Cha Cha penstemons
Summer days evoke the warm sun and the drowsy foraging of contented bees amongst the gentle drifts of summer flowers. Bell-shaped flowers are particularly enticing to bees.
Aflower garden is one of the best ways to help out our vitally important bees. Many annuals and perennials are good food sources but bees are particularly attracted to certain colours and shapes of flower.
Blues, mauves and yellows are top of the bee’s list as are cup or bell shaped blooms.

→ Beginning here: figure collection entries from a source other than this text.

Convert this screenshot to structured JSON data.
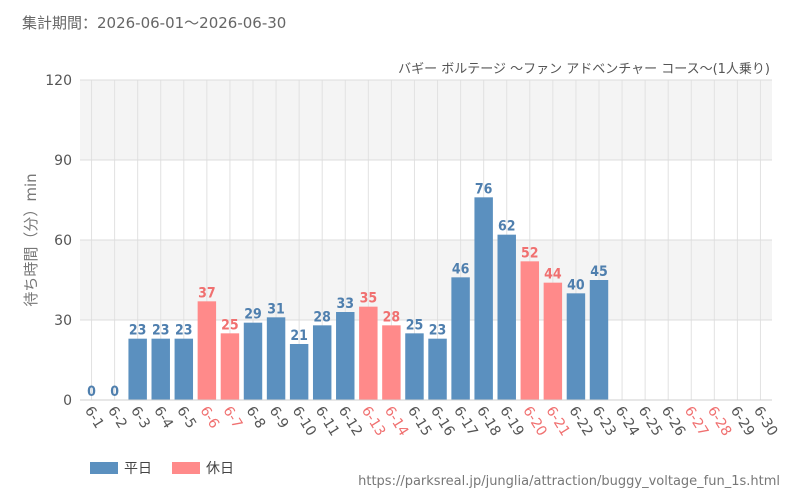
{
  "header": {
    "period_label": "集計期間：2026-06-01～2026-06-30",
    "source_url": "https://parksreal.jp/junglia/attraction/buggy_voltage_fun_1s.html"
  },
  "colors": {
    "weekday": "#5b90bf",
    "holiday": "#ff8a8a",
    "weekday_text": "#4f7fae",
    "holiday_text": "#f07070"
  },
  "chart_data": {
    "type": "bar",
    "title": "バギー ボルテージ ～ファン アドベンチャー コース～(1人乗り)",
    "ylabel": "待ち時間（分）min",
    "xlabel": "",
    "ylim": [
      0,
      120
    ],
    "yticks": [
      0,
      30,
      60,
      90,
      120
    ],
    "grid": true,
    "legend_position": "bottom-left",
    "categories": [
      "6-1",
      "6-2",
      "6-3",
      "6-4",
      "6-5",
      "6-6",
      "6-7",
      "6-8",
      "6-9",
      "6-10",
      "6-11",
      "6-12",
      "6-13",
      "6-14",
      "6-15",
      "6-16",
      "6-17",
      "6-18",
      "6-19",
      "6-20",
      "6-21",
      "6-22",
      "6-23",
      "6-24",
      "6-25",
      "6-26",
      "6-27",
      "6-28",
      "6-29",
      "6-30"
    ],
    "values": [
      0,
      0,
      23,
      23,
      23,
      37,
      25,
      29,
      31,
      21,
      28,
      33,
      35,
      28,
      25,
      23,
      46,
      76,
      62,
      52,
      44,
      40,
      45,
      null,
      null,
      null,
      null,
      null,
      null,
      null
    ],
    "day_type": [
      "平日",
      "平日",
      "平日",
      "平日",
      "平日",
      "休日",
      "休日",
      "平日",
      "平日",
      "平日",
      "平日",
      "平日",
      "休日",
      "休日",
      "平日",
      "平日",
      "平日",
      "平日",
      "平日",
      "休日",
      "休日",
      "平日",
      "平日",
      "平日",
      "平日",
      "平日",
      "休日",
      "休日",
      "平日",
      "平日"
    ],
    "series": [
      {
        "name": "平日",
        "color": "#5b90bf"
      },
      {
        "name": "休日",
        "color": "#ff8a8a"
      }
    ]
  }
}
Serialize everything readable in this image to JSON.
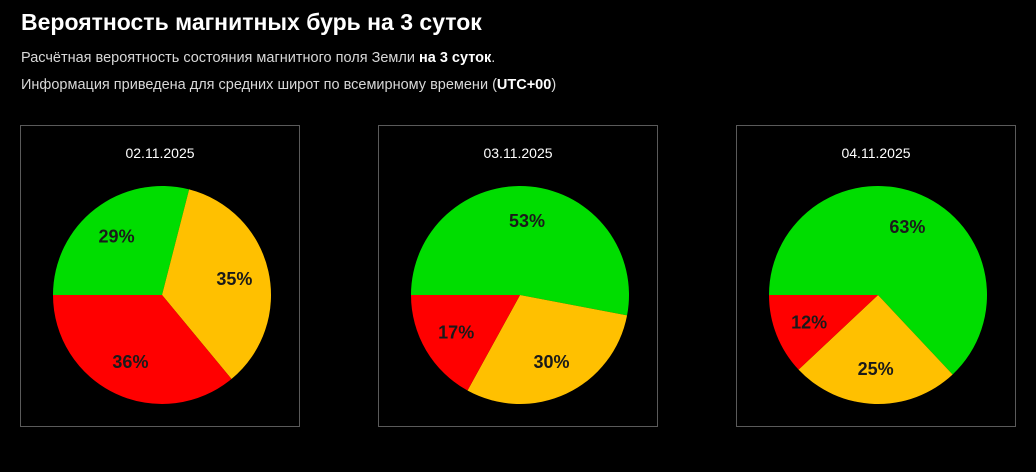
{
  "header": {
    "title": "Вероятность магнитных бурь на 3 суток",
    "line1_text": "Расчётная вероятность состояния магнитного поля Земли ",
    "line1_bold": "на 3 суток",
    "line1_end": ".",
    "line2_text": "Информация приведена для средних широт по всемирному времени (",
    "line2_bold": "UTC+00",
    "line2_end": ")"
  },
  "colors": {
    "green": "#00dd00",
    "yellow": "#ffc000",
    "red": "#ff0000"
  },
  "chart_data": [
    {
      "type": "pie",
      "title": "02.11.2025",
      "categories": [
        "green",
        "yellow",
        "red"
      ],
      "values": [
        29,
        35,
        36
      ],
      "labels": [
        "29%",
        "35%",
        "36%"
      ],
      "start": "9 o'clock, clockwise"
    },
    {
      "type": "pie",
      "title": "03.11.2025",
      "categories": [
        "green",
        "yellow",
        "red"
      ],
      "values": [
        53,
        30,
        17
      ],
      "labels": [
        "53%",
        "30%",
        "17%"
      ],
      "start": "9 o'clock, clockwise"
    },
    {
      "type": "pie",
      "title": "04.11.2025",
      "categories": [
        "green",
        "yellow",
        "red"
      ],
      "values": [
        63,
        25,
        12
      ],
      "labels": [
        "63%",
        "25%",
        "12%"
      ],
      "start": "9 o'clock, clockwise"
    }
  ]
}
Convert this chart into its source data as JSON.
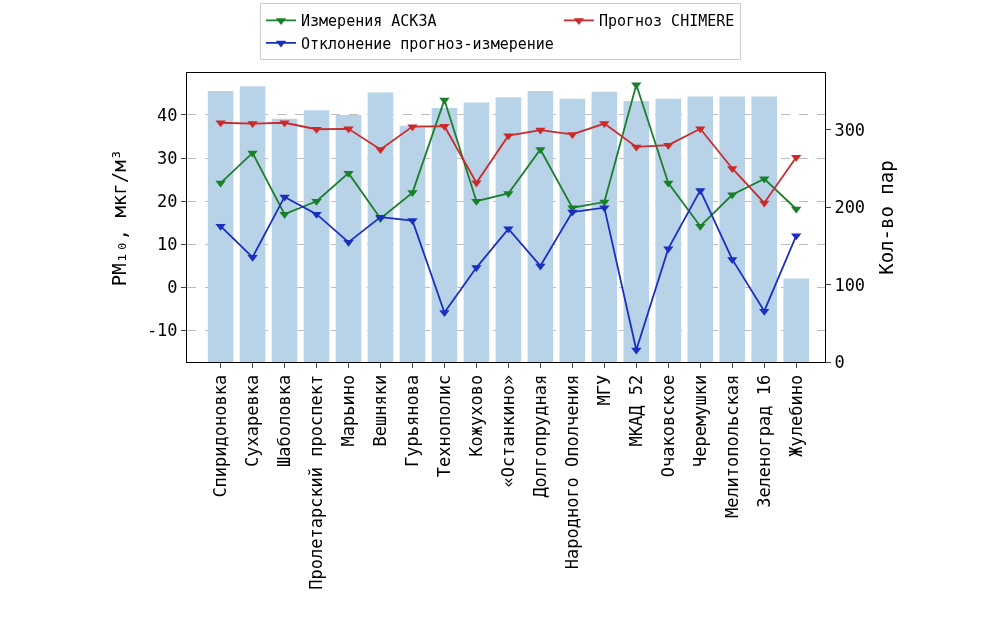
{
  "chart_data": {
    "type": "line",
    "ylabel": "PM₁₀, мкг/м³",
    "y2label": "Кол-во пар",
    "categories": [
      "Спиридоновка",
      "Сухаревка",
      "Шаболовка",
      "Пролетарский проспект",
      "Марьино",
      "Вешняки",
      "Гурьянова",
      "Технополис",
      "Кожухово",
      "«Останкино»",
      "Долгопрудная",
      "Народного Ополчения",
      "МГУ",
      "МКАД 52",
      "Очаковское",
      "Черемушки",
      "Мелитопольская",
      "Зеленоград 16",
      "Жулебино"
    ],
    "series": [
      {
        "type": "bar",
        "axis": "y2",
        "color": "#b8d3e8",
        "values": [
          350,
          356,
          314,
          325,
          319,
          348,
          305,
          328,
          335,
          342,
          350,
          340,
          349,
          337,
          340,
          343,
          343,
          343,
          108
        ]
      },
      {
        "name": "Измерения АСКЗА",
        "color": "#1a7f2a",
        "values": [
          24.2,
          31.2,
          17,
          20,
          26.5,
          16,
          22,
          43.5,
          20,
          21.8,
          32,
          18.5,
          19.8,
          47,
          24.2,
          14.2,
          21.5,
          25.2,
          18.2
        ]
      },
      {
        "name": "Прогноз CHIMERE",
        "color": "#cc2a2a",
        "values": [
          38.2,
          38,
          38.2,
          36.7,
          36.8,
          32,
          37.3,
          37.4,
          24.3,
          35.2,
          36.5,
          35.5,
          38,
          32.6,
          33,
          36.8,
          27.6,
          19.6,
          30.2
        ]
      },
      {
        "name": "Отклонение прогноз-измерение",
        "color": "#1a2fbf",
        "values": [
          14.2,
          7,
          21,
          17,
          10.5,
          16.3,
          15.5,
          -5.8,
          4.6,
          13.6,
          5,
          17.5,
          18.5,
          -14.5,
          9,
          22.5,
          6.5,
          -5.5,
          12
        ]
      }
    ],
    "ylim": [
      -17.3,
      49.7
    ],
    "yticks": [
      -10,
      0,
      10,
      20,
      30,
      40
    ],
    "y2lim": [
      0,
      373
    ],
    "y2ticks": [
      0,
      100,
      200,
      300
    ],
    "grid": "y",
    "legend": "top",
    "marker": "triangle",
    "line_style": "solid"
  }
}
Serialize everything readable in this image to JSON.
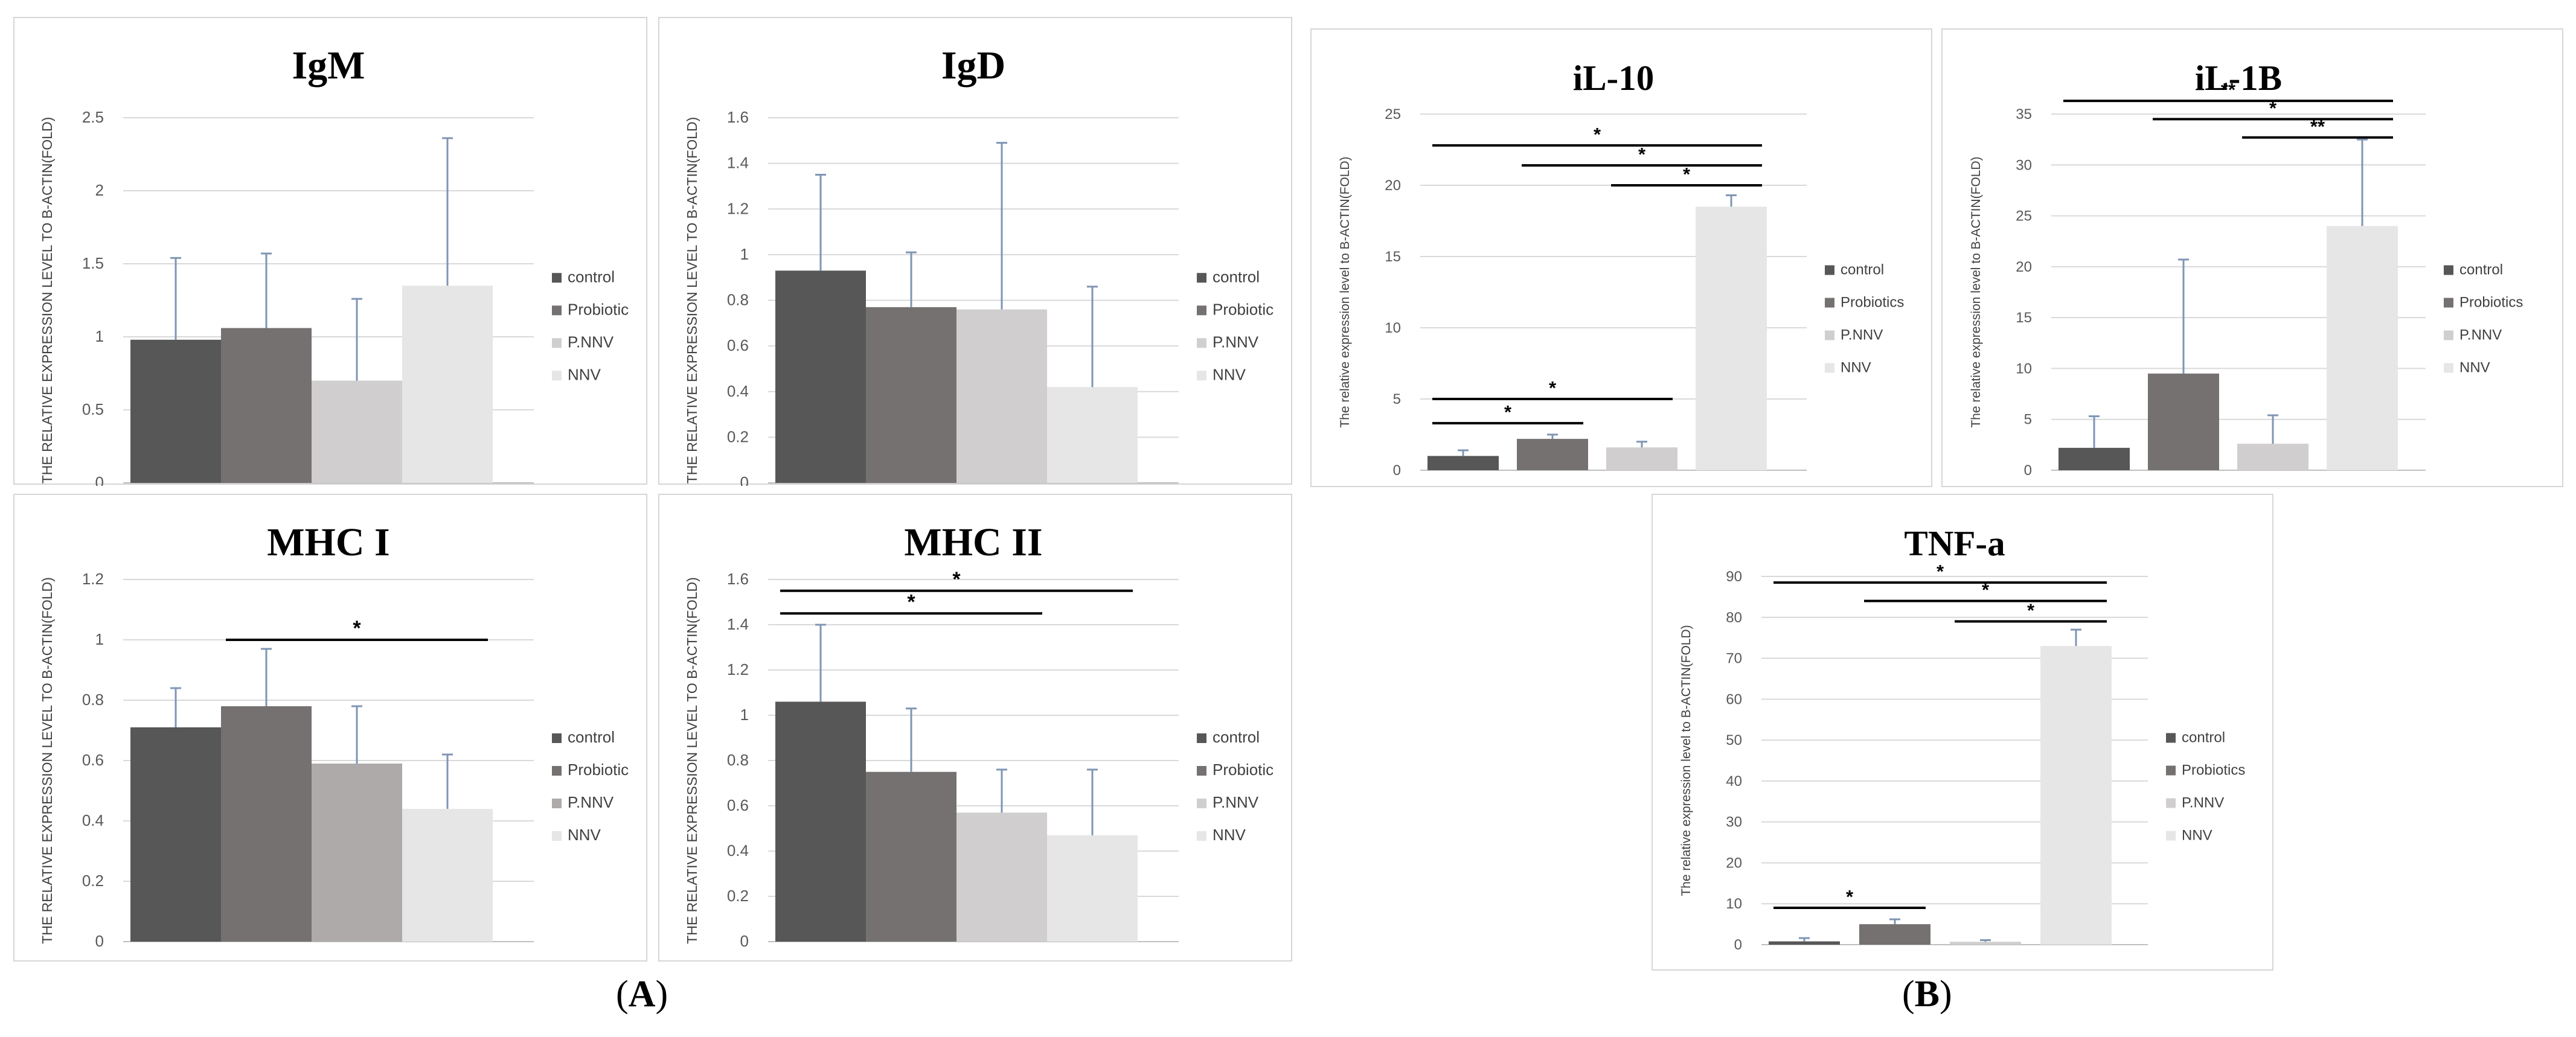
{
  "figure": {
    "panel_labels": [
      {
        "open": "(",
        "letter": "A",
        "close": ")"
      },
      {
        "open": "(",
        "letter": "B",
        "close": ")"
      }
    ]
  },
  "colors": {
    "control": "#575757",
    "probiotic": "#757171",
    "pnnv": "#d0cece",
    "nnv": "#e7e6e6",
    "error_bar": "#7f95b4",
    "gridline": "#d9d9d9",
    "sig_line": "#000000"
  },
  "chart_data": [
    {
      "type": "bar",
      "title": "IgM",
      "ylabel": "THE RELATIVE EXPRESSION LEVEL TO B-ACTIN(FOLD)",
      "ylim": [
        0,
        2.5
      ],
      "yticks": [
        "0",
        "0.5",
        "1",
        "1.5",
        "2",
        "2.5"
      ],
      "categories": [
        "control",
        "Probiotic",
        "P.NNV",
        "NNV"
      ],
      "values": [
        0.98,
        1.06,
        0.7,
        1.35
      ],
      "errors": [
        0.56,
        0.51,
        0.56,
        1.01
      ],
      "bar_colors": [
        "#575757",
        "#757171",
        "#d0cece",
        "#e7e6e6"
      ],
      "legend": [
        {
          "label": "control",
          "color": "#575757"
        },
        {
          "label": "Probiotic",
          "color": "#757171"
        },
        {
          "label": "P.NNV",
          "color": "#d0cece"
        },
        {
          "label": "NNV",
          "color": "#e7e6e6"
        }
      ],
      "significance": []
    },
    {
      "type": "bar",
      "title": "IgD",
      "ylabel": "THE RELATIVE EXPRESSION LEVEL TO B-ACTIN(FOLD)",
      "ylim": [
        0,
        1.6
      ],
      "yticks": [
        "0",
        "0.2",
        "0.4",
        "0.6",
        "0.8",
        "1",
        "1.2",
        "1.4",
        "1.6"
      ],
      "categories": [
        "control",
        "Probiotic",
        "P.NNV",
        "NNV"
      ],
      "values": [
        0.93,
        0.77,
        0.76,
        0.42
      ],
      "errors": [
        0.42,
        0.24,
        0.73,
        0.44
      ],
      "bar_colors": [
        "#575757",
        "#757171",
        "#d0cece",
        "#e7e6e6"
      ],
      "legend": [
        {
          "label": "control",
          "color": "#575757"
        },
        {
          "label": "Probiotic",
          "color": "#757171"
        },
        {
          "label": "P.NNV",
          "color": "#d0cece"
        },
        {
          "label": "NNV",
          "color": "#e7e6e6"
        }
      ],
      "significance": []
    },
    {
      "type": "bar",
      "title": "MHC I",
      "ylabel": "THE RELATIVE EXPRESSION LEVEL TO B-ACTIN(FOLD)",
      "ylim": [
        0,
        1.2
      ],
      "yticks": [
        "0",
        "0.2",
        "0.4",
        "0.6",
        "0.8",
        "1",
        "1.2"
      ],
      "categories": [
        "control",
        "Probiotic",
        "P.NNV",
        "NNV"
      ],
      "values": [
        0.71,
        0.78,
        0.59,
        0.44
      ],
      "errors": [
        0.13,
        0.19,
        0.19,
        0.18
      ],
      "bar_colors": [
        "#575757",
        "#757171",
        "#aeaaaa",
        "#e7e6e6"
      ],
      "legend": [
        {
          "label": "control",
          "color": "#575757"
        },
        {
          "label": "Probiotic",
          "color": "#757171"
        },
        {
          "label": "P.NNV",
          "color": "#aeaaaa"
        },
        {
          "label": "NNV",
          "color": "#e7e6e6"
        }
      ],
      "significance": [
        {
          "from": 1,
          "to": 3,
          "level": 1.0,
          "label": "*"
        }
      ]
    },
    {
      "type": "bar",
      "title": "MHC II",
      "ylabel": "THE RELATIVE EXPRESSION LEVEL TO B-ACTIN(FOLD)",
      "ylim": [
        0,
        1.6
      ],
      "yticks": [
        "0",
        "0.2",
        "0.4",
        "0.6",
        "0.8",
        "1",
        "1.2",
        "1.4",
        "1.6"
      ],
      "categories": [
        "control",
        "Probiotic",
        "P.NNV",
        "NNV"
      ],
      "values": [
        1.06,
        0.75,
        0.57,
        0.47
      ],
      "errors": [
        0.34,
        0.28,
        0.19,
        0.29
      ],
      "bar_colors": [
        "#575757",
        "#757171",
        "#d0cece",
        "#e7e6e6"
      ],
      "legend": [
        {
          "label": "control",
          "color": "#575757"
        },
        {
          "label": "Probiotic",
          "color": "#757171"
        },
        {
          "label": "P.NNV",
          "color": "#d0cece"
        },
        {
          "label": "NNV",
          "color": "#e7e6e6"
        }
      ],
      "significance": [
        {
          "from": 0,
          "to": 3,
          "level": 1.55,
          "label": "*"
        },
        {
          "from": 0,
          "to": 2,
          "level": 1.45,
          "label": "*"
        }
      ]
    },
    {
      "type": "bar",
      "title": "iL-10",
      "ylabel": "The relative expression level to B-ACTIN(FOLD)",
      "ylim": [
        0,
        25
      ],
      "yticks": [
        "0",
        "5",
        "10",
        "15",
        "20",
        "25"
      ],
      "categories": [
        "control",
        "Probiotics",
        "P.NNV",
        "NNV"
      ],
      "values": [
        1.0,
        2.2,
        1.6,
        18.5
      ],
      "errors": [
        0.4,
        0.3,
        0.4,
        0.8
      ],
      "bar_colors": [
        "#575757",
        "#757171",
        "#d0cece",
        "#e7e6e6"
      ],
      "legend": [
        {
          "label": "control",
          "color": "#575757"
        },
        {
          "label": "Probiotics",
          "color": "#757171"
        },
        {
          "label": "P.NNV",
          "color": "#d0cece"
        },
        {
          "label": "NNV",
          "color": "#e7e6e6"
        }
      ],
      "significance": [
        {
          "from": 0,
          "to": 3,
          "level": 22.8,
          "label": "*"
        },
        {
          "from": 1,
          "to": 3,
          "level": 21.4,
          "label": "*"
        },
        {
          "from": 2,
          "to": 3,
          "level": 20.0,
          "label": "*"
        },
        {
          "from": 0,
          "to": 2,
          "level": 5.0,
          "label": "*"
        },
        {
          "from": 0,
          "to": 1,
          "level": 3.3,
          "label": "*"
        }
      ]
    },
    {
      "type": "bar",
      "title": "iL-1B",
      "ylabel": "The relative expression level to B-ACTIN(FOLD)",
      "ylim": [
        0,
        35
      ],
      "yticks": [
        "0",
        "5",
        "10",
        "15",
        "20",
        "25",
        "30",
        "35"
      ],
      "categories": [
        "control",
        "Probiotics",
        "P.NNV",
        "NNV"
      ],
      "values": [
        2.2,
        9.5,
        2.6,
        24.0
      ],
      "errors": [
        3.1,
        11.2,
        2.8,
        8.5
      ],
      "bar_colors": [
        "#575757",
        "#757171",
        "#d0cece",
        "#e7e6e6"
      ],
      "legend": [
        {
          "label": "control",
          "color": "#575757"
        },
        {
          "label": "Probiotics",
          "color": "#757171"
        },
        {
          "label": "P.NNV",
          "color": "#d0cece"
        },
        {
          "label": "NNV",
          "color": "#e7e6e6"
        }
      ],
      "significance": [
        {
          "from": 0,
          "to": 3,
          "level": 36.3,
          "label": "**"
        },
        {
          "from": 1,
          "to": 3,
          "level": 34.5,
          "label": "*"
        },
        {
          "from": 2,
          "to": 3,
          "level": 32.7,
          "label": "**"
        }
      ]
    },
    {
      "type": "bar",
      "title": "TNF-a",
      "ylabel": "The relative expression level to B-ACTIN(FOLD)",
      "ylim": [
        0,
        90
      ],
      "yticks": [
        "0",
        "10",
        "20",
        "30",
        "40",
        "50",
        "60",
        "70",
        "80",
        "90"
      ],
      "categories": [
        "control",
        "Probiotics",
        "P.NNV",
        "NNV"
      ],
      "values": [
        0.8,
        5.0,
        0.7,
        73.0
      ],
      "errors": [
        0.8,
        1.2,
        0.4,
        4.0
      ],
      "bar_colors": [
        "#575757",
        "#757171",
        "#d0cece",
        "#e7e6e6"
      ],
      "legend": [
        {
          "label": "control",
          "color": "#575757"
        },
        {
          "label": "Probiotics",
          "color": "#757171"
        },
        {
          "label": "P.NNV",
          "color": "#d0cece"
        },
        {
          "label": "NNV",
          "color": "#e7e6e6"
        }
      ],
      "significance": [
        {
          "from": 0,
          "to": 3,
          "level": 88.5,
          "label": "*"
        },
        {
          "from": 1,
          "to": 3,
          "level": 84.0,
          "label": "*"
        },
        {
          "from": 2,
          "to": 3,
          "level": 79.0,
          "label": "*"
        },
        {
          "from": 0,
          "to": 1,
          "level": 9.0,
          "label": "*"
        }
      ]
    }
  ]
}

Some flowers produce nectar guides, which are strong patterns to draw the bee in to the ‘prize’ of nectar or pollen, as seen in Penstemons ‘Strawberry
Taffy’ and ‘CHA CHA Pink’. The reward for the plant is pollination serving a vital reproductive function, while bees and other important insects depend on natures pantry to survive and thrive.
Creating diversity of food sources by planting perennials which flower in different seasons is a practical way to help nurture a bee population. Spring is rich with options including Campanula, Scabiosa, Lavender and Alstroemeria. Summer Nepeta and Sedums will be alive with bees foraging, while the Autumn offers fruit tree blossom but also
Rudbeckia and Echinacea are valued for bees.
Winter can be difficult and while there are fewer bees around it’s good to ensure a supply of pollen when the wildlife wakes up, ideal are wallflowers and hellebores.
Penstemons deserve a special mention as the newer varieties will flower from spring right through summer and into late autumn, packing a lot of flower power if your garden space is limited. The new and compact ’CHA CHA’ series are a great compact option with masses of blue or pink bell flowers with those distinctive nectar guides to help direct the bee traffic. Gardeners too get to enjoy the lovely spectacle of a summer garden in full and glorious flower.
Pictured anti clockwise from
top left: Penstemon CHA CHA Purple, Penstemon CHA CHA pink, Bumble Bee feeding, Penstemon ‘Strawberry Taffy’ showing distinctive Nectar Guide patternation.